So great is the glut of TV shows devoted to the Third Reich that you can take your pick of subgenres — a pop psychological profile of Hitler, National Geographic’s investigation into the Nazi fascination with the occult and fare that insists the Luftwaffe had help from space aliens.
But for all these offerings, the prospect of a Joe Berlinger series on Hitler, his advisors and their judgment at Nuremberg is worth taking note of, even as it joins an already busy Nazi section on Netflix.
In six parts, Hitler and the Nazis: Evil on Trial, explores the subject with rare depth, finding new dimensions to the tyrant and his co-conspirators. Corralling historians like Omer Bartov, Devin Pendas and Anne Berg, Berlinger takes us through the stations of Hitler’s rise from penniless landscape artist to Führer, the development of the Final Solution and, making use of newly available audio recordings from the Nuremberg trials, the aftermath.
Wherever possible, Berlinger finds archival footage — almost always colorized — and uses audio testimony from witnesses and survivors. An exception to this fidelity is the treatment of William L. Shirer, the CBS correspondent and author of Rise and Fall of the Third Reich, who died in 1993 but nevertheless functions as a main character witnessing the Nazi ascent.
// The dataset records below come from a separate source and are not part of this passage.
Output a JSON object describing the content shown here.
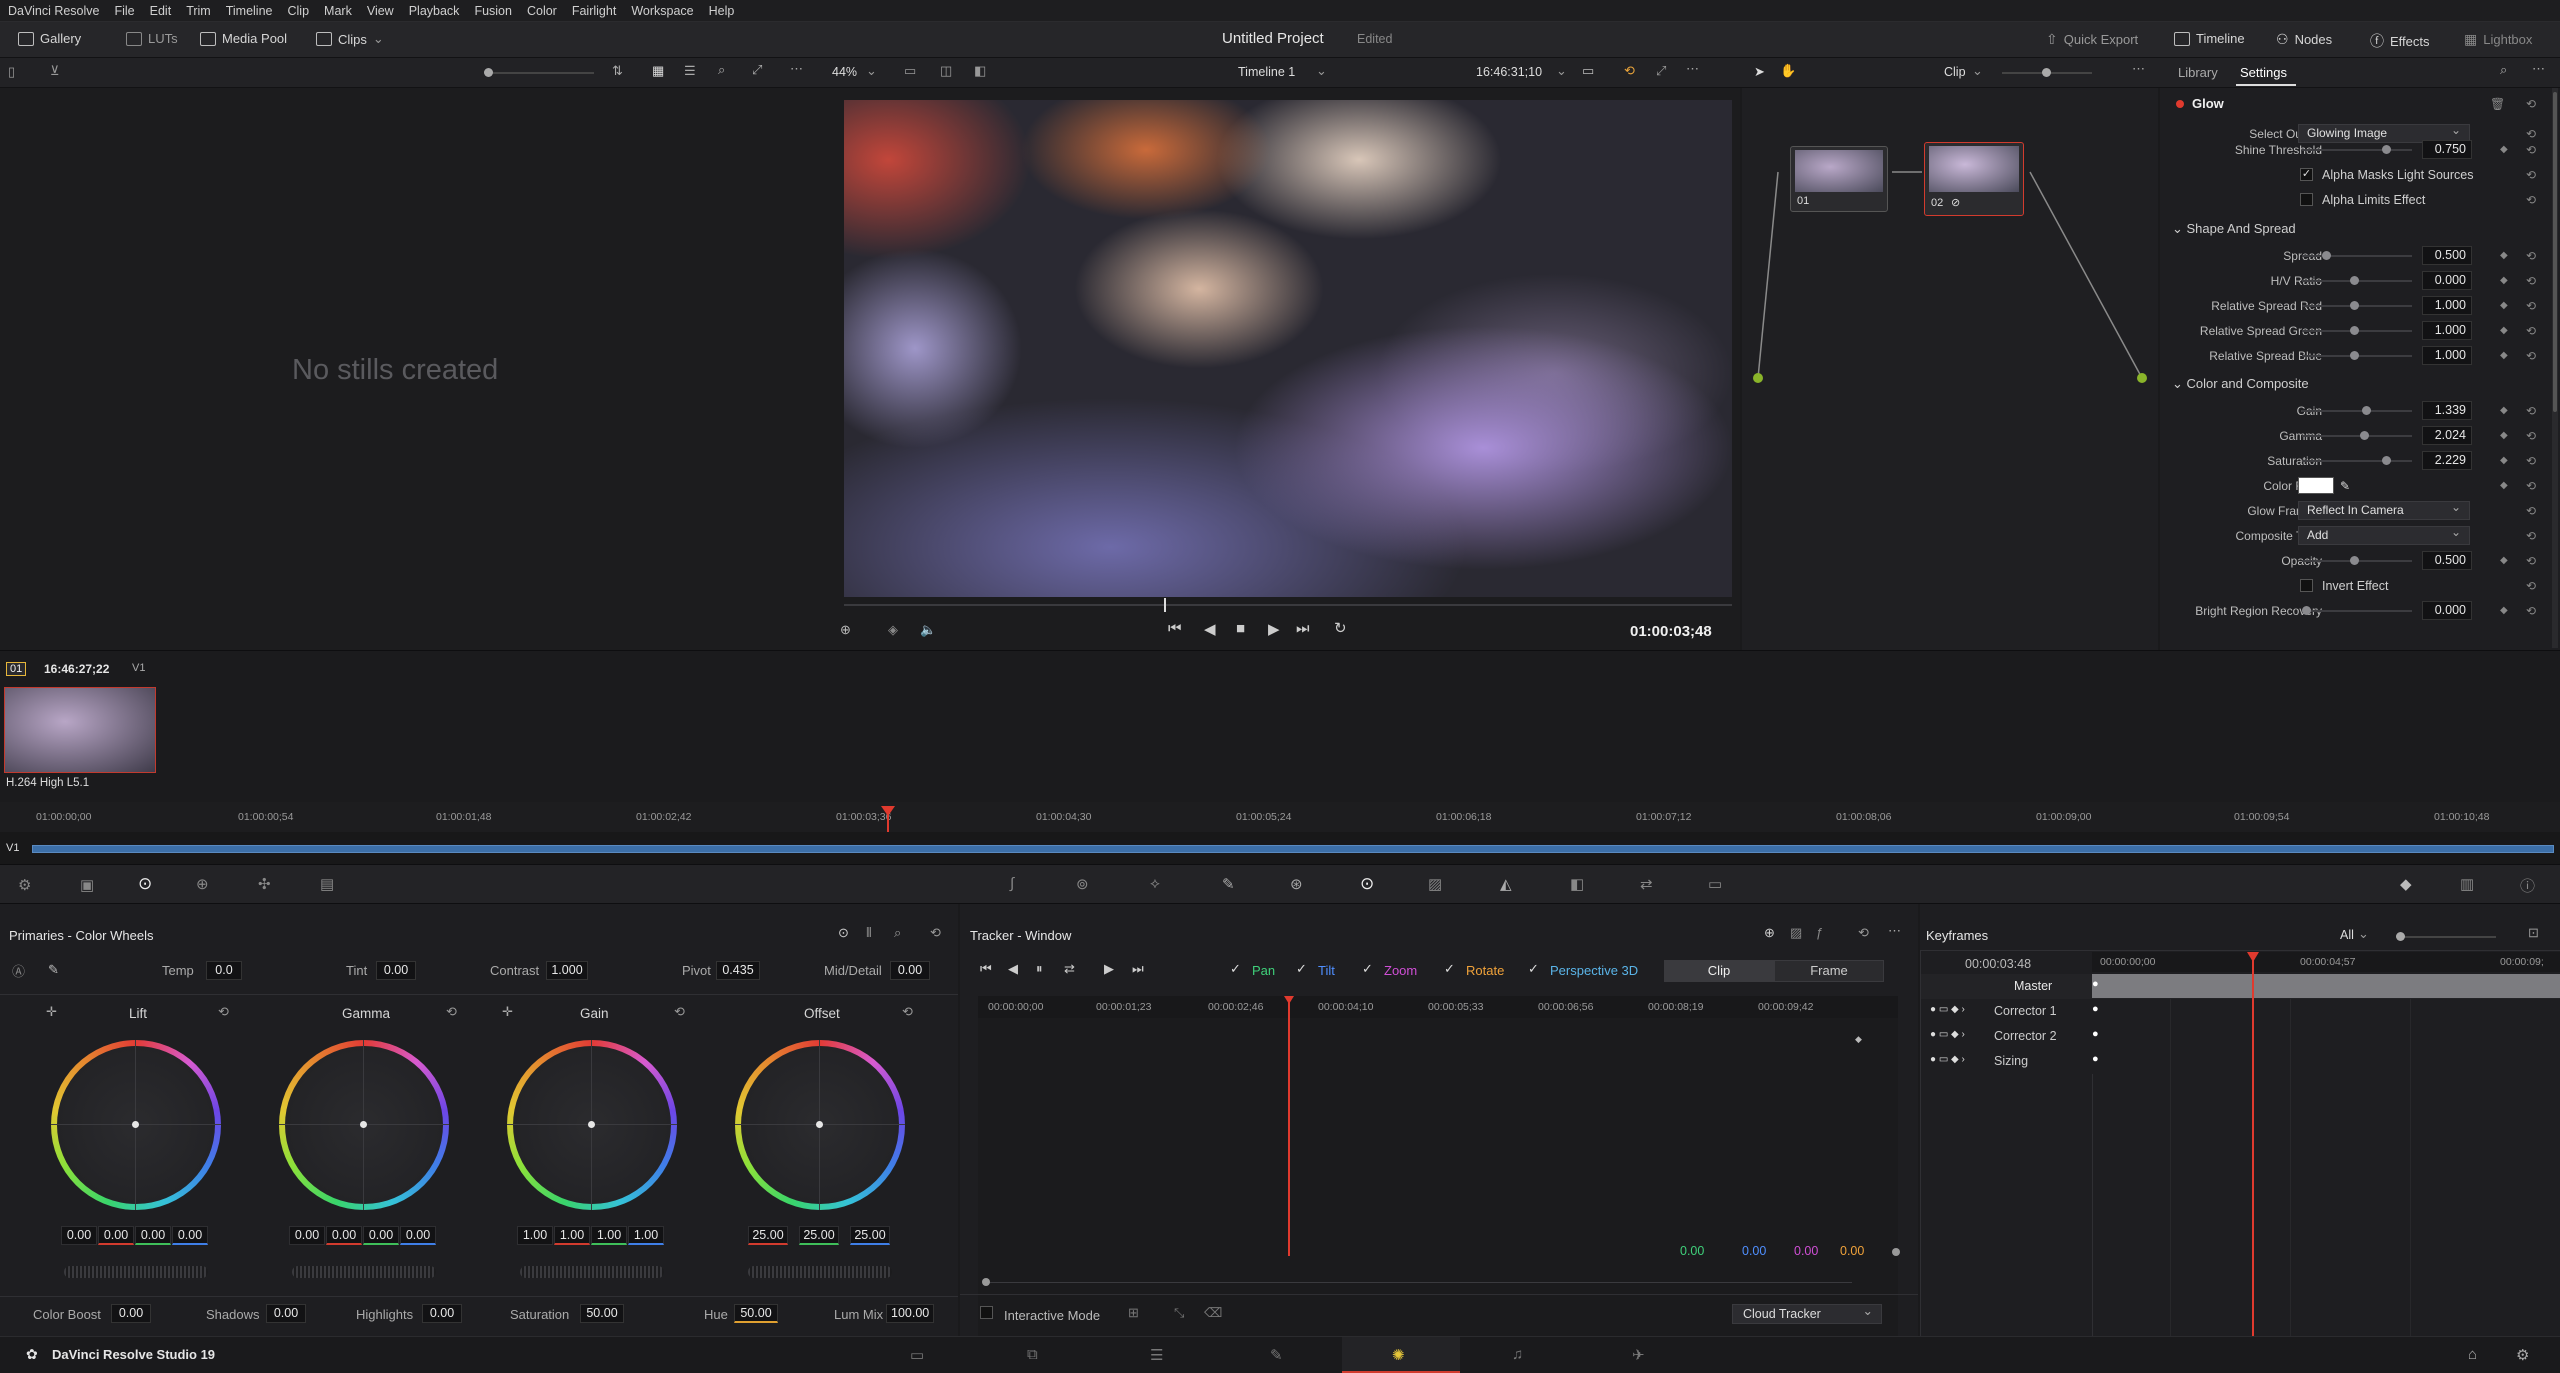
{
  "menubar": {
    "app": "DaVinci Resolve",
    "items": [
      "File",
      "Edit",
      "Trim",
      "Timeline",
      "Clip",
      "Mark",
      "View",
      "Playback",
      "Fusion",
      "Color",
      "Fairlight",
      "Workspace",
      "Help"
    ]
  },
  "toolbar": {
    "gallery": "Gallery",
    "luts": "LUTs",
    "media_pool": "Media Pool",
    "clips": "Clips",
    "project_title": "Untitled Project",
    "project_status": "Edited",
    "quick_export": "Quick Export",
    "timeline": "Timeline",
    "nodes": "Nodes",
    "effects": "Effects",
    "lightbox": "Lightbox"
  },
  "viewer": {
    "zoom": "44%",
    "timeline_name": "Timeline 1",
    "source_tc": "16:46:31;10",
    "clip_mode": "Clip",
    "record_tc": "01:00:03;48"
  },
  "gallery": {
    "empty_text": "No stills created"
  },
  "nodes": {
    "node1": "01",
    "node2": "02"
  },
  "settings": {
    "tab_library": "Library",
    "tab_settings": "Settings",
    "effect_name": "Glow",
    "select_output": {
      "label": "Select Output",
      "value": "Glowing Image"
    },
    "shine_threshold": {
      "label": "Shine Threshold",
      "value": "0.750"
    },
    "alpha_masks": "Alpha Masks Light Sources",
    "alpha_limits": "Alpha Limits Effect",
    "section_shape": "Shape And Spread",
    "spread": {
      "label": "Spread",
      "value": "0.500"
    },
    "hv_ratio": {
      "label": "H/V Ratio",
      "value": "0.000"
    },
    "rel_red": {
      "label": "Relative Spread Red",
      "value": "1.000"
    },
    "rel_green": {
      "label": "Relative Spread Green",
      "value": "1.000"
    },
    "rel_blue": {
      "label": "Relative Spread Blue",
      "value": "1.000"
    },
    "section_color": "Color and Composite",
    "gain": {
      "label": "Gain",
      "value": "1.339"
    },
    "gamma": {
      "label": "Gamma",
      "value": "2.024"
    },
    "saturation": {
      "label": "Saturation",
      "value": "2.229"
    },
    "color_filter": "Color Filter",
    "glow_framing": {
      "label": "Glow Framing",
      "value": "Reflect In Camera"
    },
    "composite_type": {
      "label": "Composite Type",
      "value": "Add"
    },
    "opacity": {
      "label": "Opacity",
      "value": "0.500"
    },
    "invert_effect": "Invert Effect",
    "bright_region": {
      "label": "Bright Region Recovery",
      "value": "0.000"
    }
  },
  "clip_strip": {
    "clip_number": "01",
    "clip_tc": "16:46:27;22",
    "track": "V1",
    "codec": "H.264 High L5.1"
  },
  "timeline_ruler": [
    "01:00:00;00",
    "01:00:00;54",
    "01:00:01;48",
    "01:00:02;42",
    "01:00:03;36",
    "01:00:04;30",
    "01:00:05;24",
    "01:00:06;18",
    "01:00:07;12",
    "01:00:08;06",
    "01:00:09;00",
    "01:00:09;54",
    "01:00:10;48"
  ],
  "track_label": "V1",
  "primaries": {
    "title": "Primaries - Color Wheels",
    "temp": {
      "label": "Temp",
      "value": "0.0"
    },
    "tint": {
      "label": "Tint",
      "value": "0.00"
    },
    "contrast": {
      "label": "Contrast",
      "value": "1.000"
    },
    "pivot": {
      "label": "Pivot",
      "value": "0.435"
    },
    "middetail": {
      "label": "Mid/Detail",
      "value": "0.00"
    },
    "wheels": [
      {
        "name": "Lift",
        "values": [
          "0.00",
          "0.00",
          "0.00",
          "0.00"
        ]
      },
      {
        "name": "Gamma",
        "values": [
          "0.00",
          "0.00",
          "0.00",
          "0.00"
        ]
      },
      {
        "name": "Gain",
        "values": [
          "1.00",
          "1.00",
          "1.00",
          "1.00"
        ]
      },
      {
        "name": "Offset",
        "values": [
          "25.00",
          "25.00",
          "25.00"
        ]
      }
    ],
    "color_boost": {
      "label": "Color Boost",
      "value": "0.00"
    },
    "shadows": {
      "label": "Shadows",
      "value": "0.00"
    },
    "highlights": {
      "label": "Highlights",
      "value": "0.00"
    },
    "saturation": {
      "label": "Saturation",
      "value": "50.00"
    },
    "hue": {
      "label": "Hue",
      "value": "50.00"
    },
    "lum_mix": {
      "label": "Lum Mix",
      "value": "100.00"
    }
  },
  "tracker": {
    "title": "Tracker - Window",
    "pan": "Pan",
    "tilt": "Tilt",
    "zoom": "Zoom",
    "rotate": "Rotate",
    "persp": "Perspective 3D",
    "tab_clip": "Clip",
    "tab_frame": "Frame",
    "ruler": [
      "00:00:00;00",
      "00:00:01;23",
      "00:00:02;46",
      "00:00:04;10",
      "00:00:05;33",
      "00:00:06;56",
      "00:00:08;19",
      "00:00:09;42"
    ],
    "vals": [
      "0.00",
      "0.00",
      "0.00",
      "0.00"
    ],
    "interactive_mode": "Interactive Mode",
    "cloud_tracker": "Cloud Tracker",
    "colors": {
      "pan": "#3fd07a",
      "tilt": "#4f8fff",
      "zoom": "#d04fd6",
      "rotate": "#f0a23a"
    }
  },
  "keyframes": {
    "title": "Keyframes",
    "filter": "All",
    "tc": "00:00:03:48",
    "ruler": [
      "00:00:00;00",
      "00:00:04;57",
      "00:00:09;"
    ],
    "rows": [
      "Master",
      "Corrector 1",
      "Corrector 2",
      "Sizing"
    ]
  },
  "bottombar": {
    "app_name": "DaVinci Resolve Studio 19"
  }
}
Every word he speaks comes from his writings, but his voice, when not ripped from radio broadcasts or interviews, was conjured with “voice recreation technology,” as the series tells us in the opening minutes.
If this sounds like a gimmick — or even like some scandals in recent documentaries like Morgan Neville’s Anthony Bourdain film or one on Albert Speer that was less than forthcoming about its use of actors — viewers soon get acclimated to it. It proves immersive.
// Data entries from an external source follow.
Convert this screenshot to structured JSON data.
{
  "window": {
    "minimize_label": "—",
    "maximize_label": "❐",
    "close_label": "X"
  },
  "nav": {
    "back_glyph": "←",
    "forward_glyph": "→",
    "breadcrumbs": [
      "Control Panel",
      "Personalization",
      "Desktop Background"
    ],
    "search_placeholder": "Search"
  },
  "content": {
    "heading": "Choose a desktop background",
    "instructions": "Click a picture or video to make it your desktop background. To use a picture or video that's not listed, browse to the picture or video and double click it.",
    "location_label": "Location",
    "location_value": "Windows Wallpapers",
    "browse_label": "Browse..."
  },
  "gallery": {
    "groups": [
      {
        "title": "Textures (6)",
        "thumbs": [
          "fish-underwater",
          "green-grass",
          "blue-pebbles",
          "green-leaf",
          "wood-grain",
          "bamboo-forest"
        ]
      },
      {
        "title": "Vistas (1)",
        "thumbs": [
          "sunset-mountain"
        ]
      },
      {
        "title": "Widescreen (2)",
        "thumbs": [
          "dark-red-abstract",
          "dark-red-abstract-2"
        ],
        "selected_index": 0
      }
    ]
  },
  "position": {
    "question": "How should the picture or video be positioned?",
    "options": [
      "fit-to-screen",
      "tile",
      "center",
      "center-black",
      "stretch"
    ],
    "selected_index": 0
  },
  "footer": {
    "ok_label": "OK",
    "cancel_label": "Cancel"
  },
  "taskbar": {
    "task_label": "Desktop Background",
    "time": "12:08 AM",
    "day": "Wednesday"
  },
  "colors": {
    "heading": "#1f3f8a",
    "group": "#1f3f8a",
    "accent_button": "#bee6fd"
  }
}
Perhaps too aware of the risks of deception, actors who recreate scenes from Nuremberg or at the Eagle’s Nest, don’t try to match the real audio dubbed over them. This can at times result in cartoonish effects, as the rail-thin actor playing Hitler expectorates and foams at the mouth and Chief of Reich Security Reinhard Heydrich is shown in a clip from the archive, looking the Aryan ideal, only for his actor stand-in to change hair color. (“Ride of the Valkyries” may be overused as underscoring, but Wagner gets his due in the formation of Hitler’s ideology.)
If the results are at times schlocky — and, in a recreation of the mass murders at Babyn Yar bordering on poor taste — the commentary given to the events is rarely less than fascinating and thorough.
Without putting too fine a point on why we’re still hung up on the Nazis — Shirer’s granddaughter mentions how he warned “democracy was important and always in danger” — Berlinger and his experts dispel the myth of Hitler as uniquely competent or evil.
Talking heads tell us he was lazy, waking up late and spending a lot of time watching movies. He preferred to float abstract ideas and leave it to his deputies to develop policy around them. Ever paranoid and conspiratorial, he believed Jews to be both the avatars for global communism and capital. He was actually fine with gay people in his ranks until they displeased him.
If there are contemporary lessons in Hitler’s largely uncontested annexation of regions that contained ethnic Germans (the Sudetanland could be Crimea by another name), we’re left to fill in the blanks. But what the series does better than almost any of its ilk is chart the narrative of how a liberal democracy fell victim to an upstart political party with fringe beliefs.
Hitler and the Nazis suggests that the most crucial villain in this story may not be Hitler himself, but the conservative politician Franz von Papen, who built a coalition with the Nazis believing he could tame them. Such an establishment enabler, and the many more of lesser influence who marched in lockstep with the Nazi program so long as the economy was recovering, made these horrors possible.
Without people like Papen, there would be no Hitler documentaries to watch. As long as people like him exist, this one should be required viewing.